On 7/29/2010 1:13 PM, Chris Hostetter wrote:
: My initial approach was to grab the values (which are in another table) with a
: DIH subentity and store them in a multivalued field, but that reduced index
: speed to a crawl. That's because instead of one query for the entire import,
: it was making an individual subquery for every document returned by the main
: query. Switching to a left join, I couldn't see any performance difference,
: and it's still one query.
It's not clera to me how you are getting the values i nthe first place
that getting them as a multivalued field slowed down thta much, but
if the data is already semi-colon delimited, then the RegexTransformer can
make a mutlivalued field out of it using splitBy.

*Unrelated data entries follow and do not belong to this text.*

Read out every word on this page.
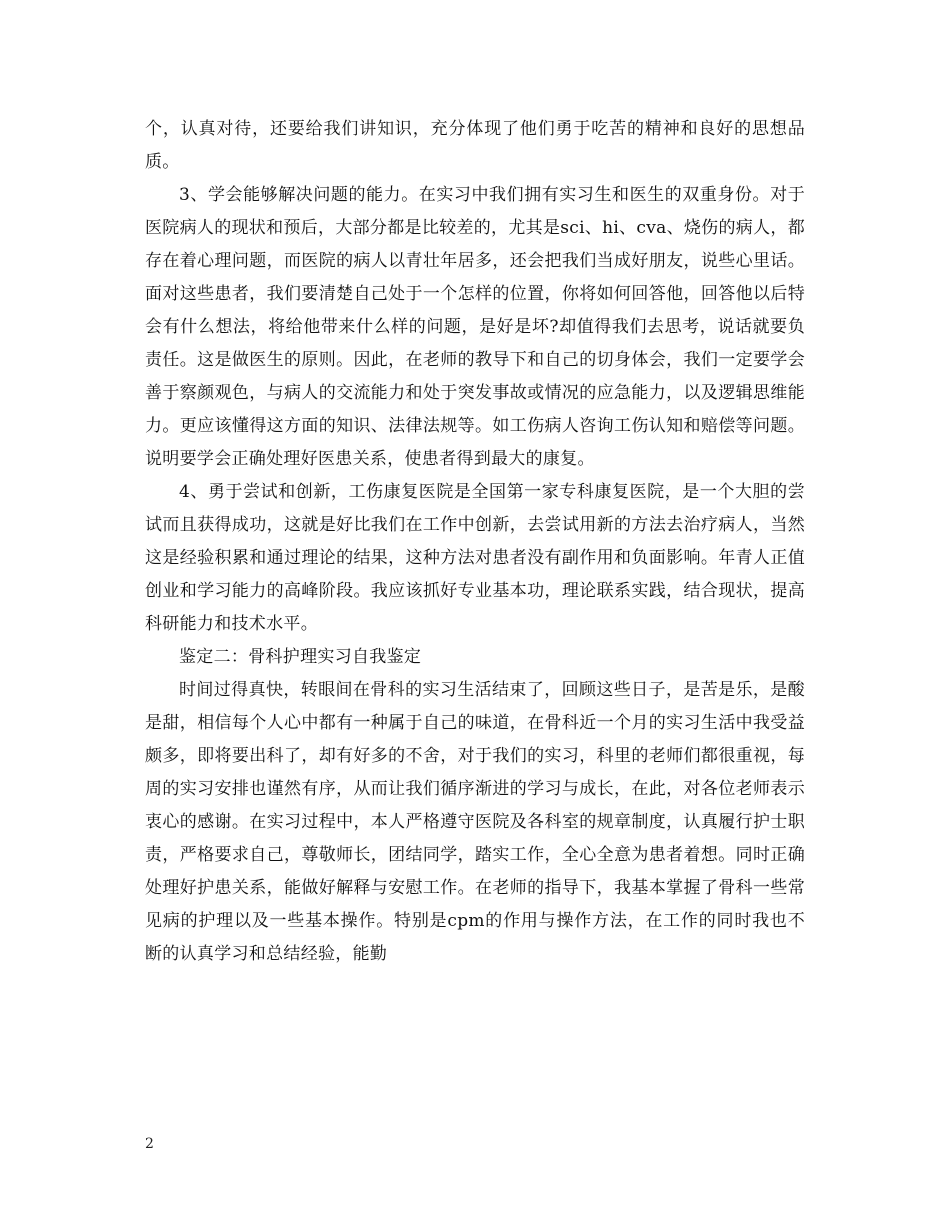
个，认真对待，还要给我们讲知识，充分体现了他们勇于吃苦的精神和良好的思想品质。

3、学会能够解决问题的能力。在实习中我们拥有实习生和医生的双重身份。对于医院病人的现状和预后，大部分都是比较差的，尤其是sci、hi、cva、烧伤的病人，都存在着心理问题，而医院的病人以青壮年居多，还会把我们当成好朋友，说些心里话。面对这些患者，我们要清楚自己处于一个怎样的位置，你将如何回答他，回答他以后特会有什么想法，将给他带来什么样的问题，是好是坏?却值得我们去思考，说话就要负责任。这是做医生的原则。因此，在老师的教导下和自己的切身体会，我们一定要学会善于察颜观色，与病人的交流能力和处于突发事故或情况的应急能力，以及逻辑思维能力。更应该懂得这方面的知识、法律法规等。如工伤病人咨询工伤认知和赔偿等问题。说明要学会正确处理好医患关系，使患者得到最大的康复。

4、勇于尝试和创新，工伤康复医院是全国第一家专科康复医院，是一个大胆的尝试而且获得成功，这就是好比我们在工作中创新，去尝试用新的方法去治疗病人，当然这是经验积累和通过理论的结果，这种方法对患者没有副作用和负面影响。年青人正值创业和学习能力的高峰阶段。我应该抓好专业基本功，理论联系实践，结合现状，提高科研能力和技术水平。

鉴定二：骨科护理实习自我鉴定

时间过得真快，转眼间在骨科的实习生活结束了，回顾这些日子，是苦是乐，是酸是甜，相信每个人心中都有一种属于自己的味道，在骨科近一个月的实习生活中我受益颇多，即将要出科了，却有好多的不舍，对于我们的实习，科里的老师们都很重视，每周的实习安排也谨然有序，从而让我们循序渐进的学习与成长，在此，对各位老师表示衷心的感谢。在实习过程中，本人严格遵守医院及各科室的规章制度，认真履行护士职责，严格要求自己，尊敬师长，团结同学，踏实工作，全心全意为患者着想。同时正确处理好护患关系，能做好解释与安慰工作。在老师的指导下，我基本掌握了骨科一些常见病的护理以及一些基本操作。特别是cpm的作用与操作方法，在工作的同时我也不断的认真学习和总结经验，能勤

2
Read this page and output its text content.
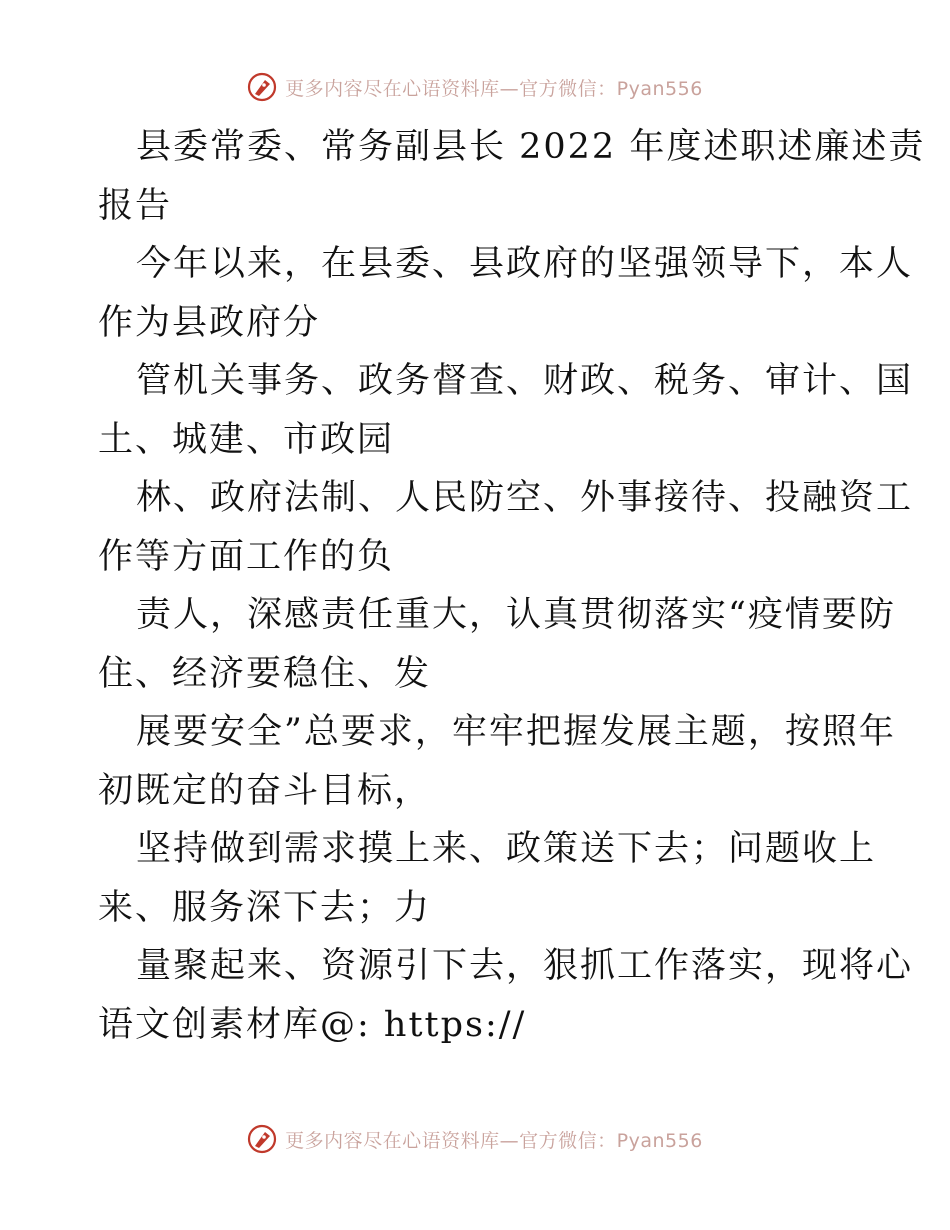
更多内容尽在心语资料库—官方微信：Pyan556
县委常委、常务副县长 2022 年度述职述廉述责
报告
今年以来，在县委、县政府的坚强领导下，本人
作为县政府分
管机关事务、政务督查、财政、税务、审计、国
土、城建、市政园
林、政府法制、人民防空、外事接待、投融资工
作等方面工作的负
责人，深感责任重大，认真贯彻落实“疫情要防
住、经济要稳住、发
展要安全”总要求，牢牢把握发展主题，按照年
初既定的奋斗目标，
坚持做到需求摸上来、政策送下去；问题收上
来、服务深下去；力
量聚起来、资源引下去，狠抓工作落实，现将心
语文创素材库@: https://
更多内容尽在心语资料库—官方微信：Pyan556
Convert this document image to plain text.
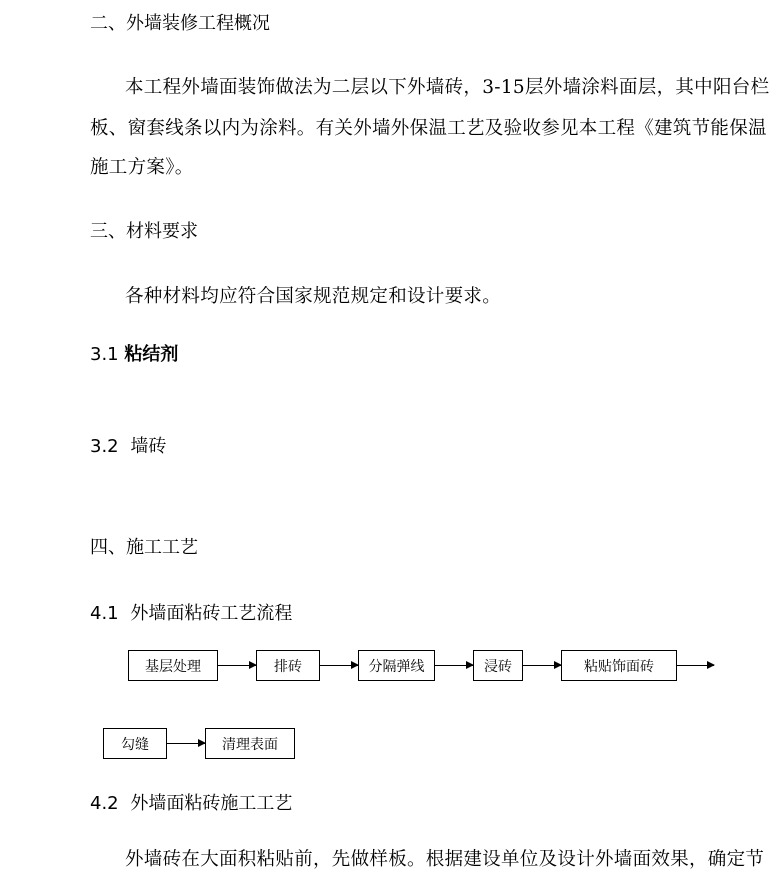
二、外墙装修工程概况
本工程外墙面装饰做法为二层以下外墙砖，3-15层外墙涂料面层，其中阳台栏
板、窗套线条以内为涂料。有关外墙外保温工艺及验收参见本工程《建筑节能保温
施工方案》。
三、材料要求
各种材料均应符合国家规范规定和设计要求。
3.1 粘结剂
3.2 墙砖
四、施工工艺
4.1 外墙面粘砖工艺流程
基层处理	排砖	分隔弹线	浸砖	粘贴饰面砖
勾缝	清理表面
4.2 外墙面粘砖施工工艺
外墙砖在大面积粘贴前，先做样板。根据建设单位及设计外墙面效果，确定节
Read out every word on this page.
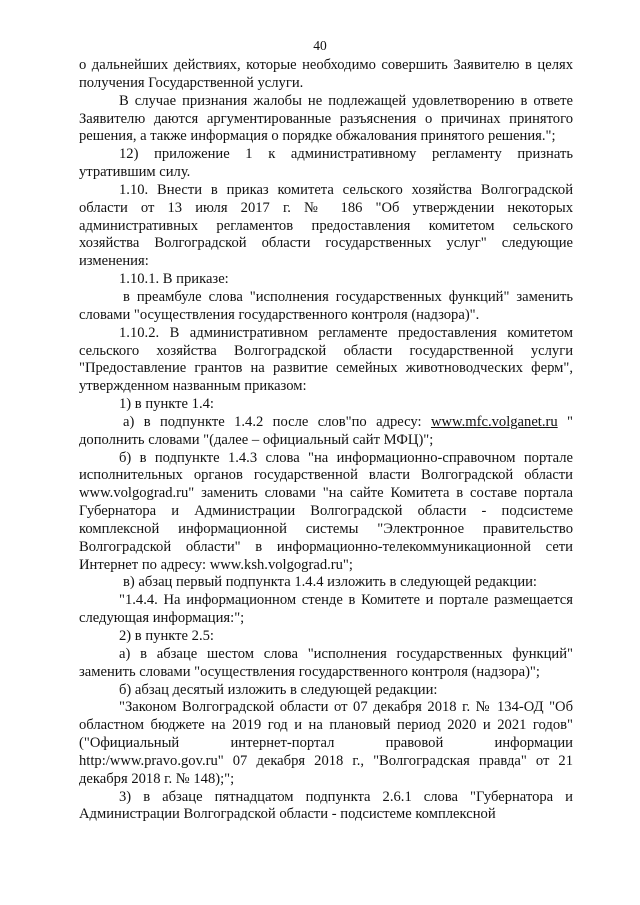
40

о дальнейших действиях, которые необходимо совершить Заявителю в целях получения Государственной услуги.

В случае признания жалобы не подлежащей удовлетворению в ответе Заявителю даются аргументированные разъяснения о причинах принятого решения, а также информация о порядке обжалования принятого решения.";

12) приложение 1 к административному регламенту признать утратившим силу.

1.10. Внести в приказ комитета сельского хозяйства Волгоградской области от 13 июля 2017 г. № 186 "Об утверждении некоторых административных регламентов предоставления комитетом сельского хозяйства Волгоградской области государственных услуг" следующие изменения:

1.10.1. В приказе:

в преамбуле слова "исполнения государственных функций" заменить словами "осуществления государственного контроля (надзора)".

1.10.2. В административном регламенте предоставления комитетом сельского хозяйства Волгоградской области государственной услуги "Предоставление грантов на развитие семейных животноводческих ферм", утвержденном названным приказом:

1) в пункте 1.4:

а) в подпункте 1.4.2 после слов"по адресу: www.mfc.volganet.ru " дополнить словами "(далее – официальный сайт МФЦ)";

б) в подпункте 1.4.3 слова "на информационно-справочном портале исполнительных органов государственной власти Волгоградской области www.volgograd.ru" заменить словами "на сайте Комитета в составе портала Губернатора и Администрации Волгоградской области - подсистеме комплексной информационной системы "Электронное правительство Волгоградской области" в информационно-телекоммуникационной сети Интернет по адресу: www.ksh.volgograd.ru";

в) абзац первый подпункта 1.4.4 изложить в следующей редакции:

"1.4.4. На информационном стенде в Комитете и портале размещается следующая информация:";

2) в пункте 2.5:

а) в абзаце шестом слова "исполнения государственных функций" заменить словами "осуществления государственного контроля (надзора)";

б) абзац десятый изложить в следующей редакции:

"Законом Волгоградской области от 07 декабря 2018 г. № 134-ОД "Об областном бюджете на 2019 год и на плановый период 2020 и 2021 годов" ("Официальный интернет-портал правовой информации http:/www.pravo.gov.ru" 07 декабря 2018 г., "Волгоградская правда" от 21 декабря 2018 г. № 148);";

3) в абзаце пятнадцатом подпункта 2.6.1 слова "Губернатора и Администрации Волгоградской области - подсистеме комплексной
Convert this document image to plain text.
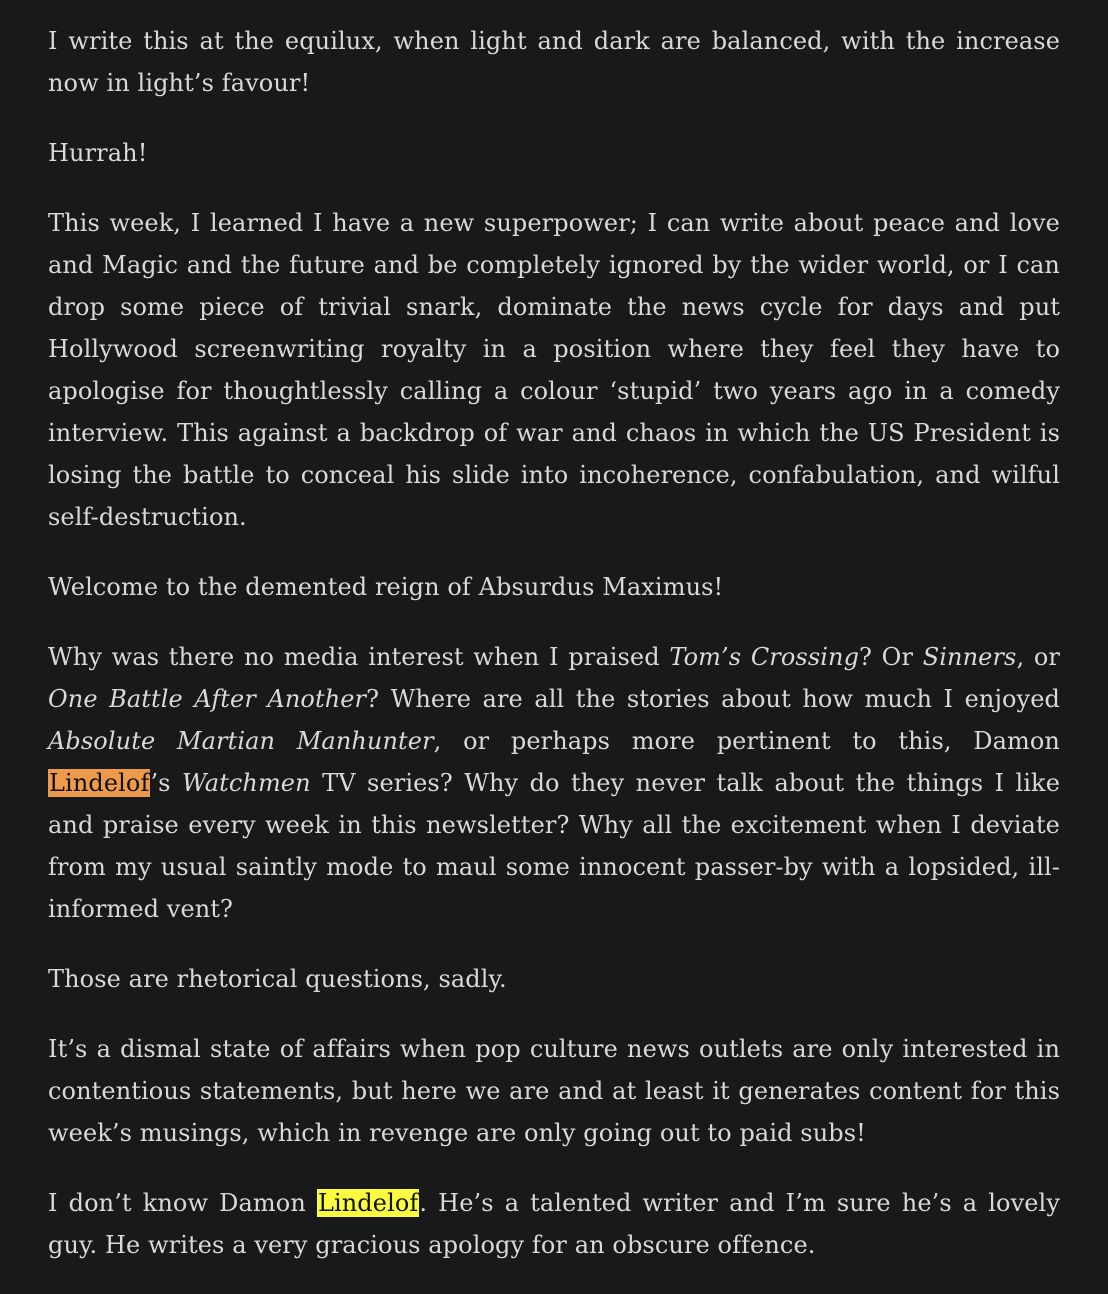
I write this at the equilux, when light and dark are balanced, with the increase now in light’s favour!

Hurrah!

This week, I learned I have a new superpower; I can write about peace and love and Magic and the future and be completely ignored by the wider world, or I can drop some piece of trivial snark, dominate the news cycle for days and put Hollywood screenwriting royalty in a position where they feel they have to apologise for thoughtlessly calling a colour ‘stupid’ two years ago in a comedy interview. This against a backdrop of war and chaos in which the US President is losing the battle to conceal his slide into incoherence, confabulation, and wilful self-destruction.

Welcome to the demented reign of Absurdus Maximus!

Why was there no media interest when I praised Tom’s Crossing? Or Sinners, or One Battle After Another? Where are all the stories about how much I enjoyed Absolute Martian Manhunter, or perhaps more pertinent to this, Damon Lindelof’s Watchmen TV series? Why do they never talk about the things I like and praise every week in this newsletter? Why all the excitement when I deviate from my usual saintly mode to maul some innocent passer-by with a lopsided, ill-informed vent?

Those are rhetorical questions, sadly.

It’s a dismal state of affairs when pop culture news outlets are only interested in contentious statements, but here we are and at least it generates content for this week’s musings, which in revenge are only going out to paid subs!

I don’t know Damon Lindelof. He’s a talented writer and I’m sure he’s a lovely guy. He writes a very gracious apology for an obscure offence.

Here's the original query before adding this new field:
SELECT *,FROM_UNIXTIME(post_date) AS pd FROM ncdat WHERE blahblahblah
This is the new query:
SELECT d.*,FROM_UNIXTIME(post_date) AS pd,GROUP_CONCAT(w.webtable
SEPARATOR ';') AS search_group FROM ncdat d LEFT JOIN ncdat_wt w ON
d.feature=w.featurecode WHERE blahblahblah
The abandoned initial approach kept the same main query and used its
primary key on a second query to gather the search groups. With 7.5
million rows in the first query, you get 7.5 million individual queries
against the second table, which when it's complete will only have a few
thousand rows. It went from taking about 5 hours to index (database is
the bottleneck, not Solr) to about 12 hours. Is there a way to make
this approach faster?
Thanks,
Shawn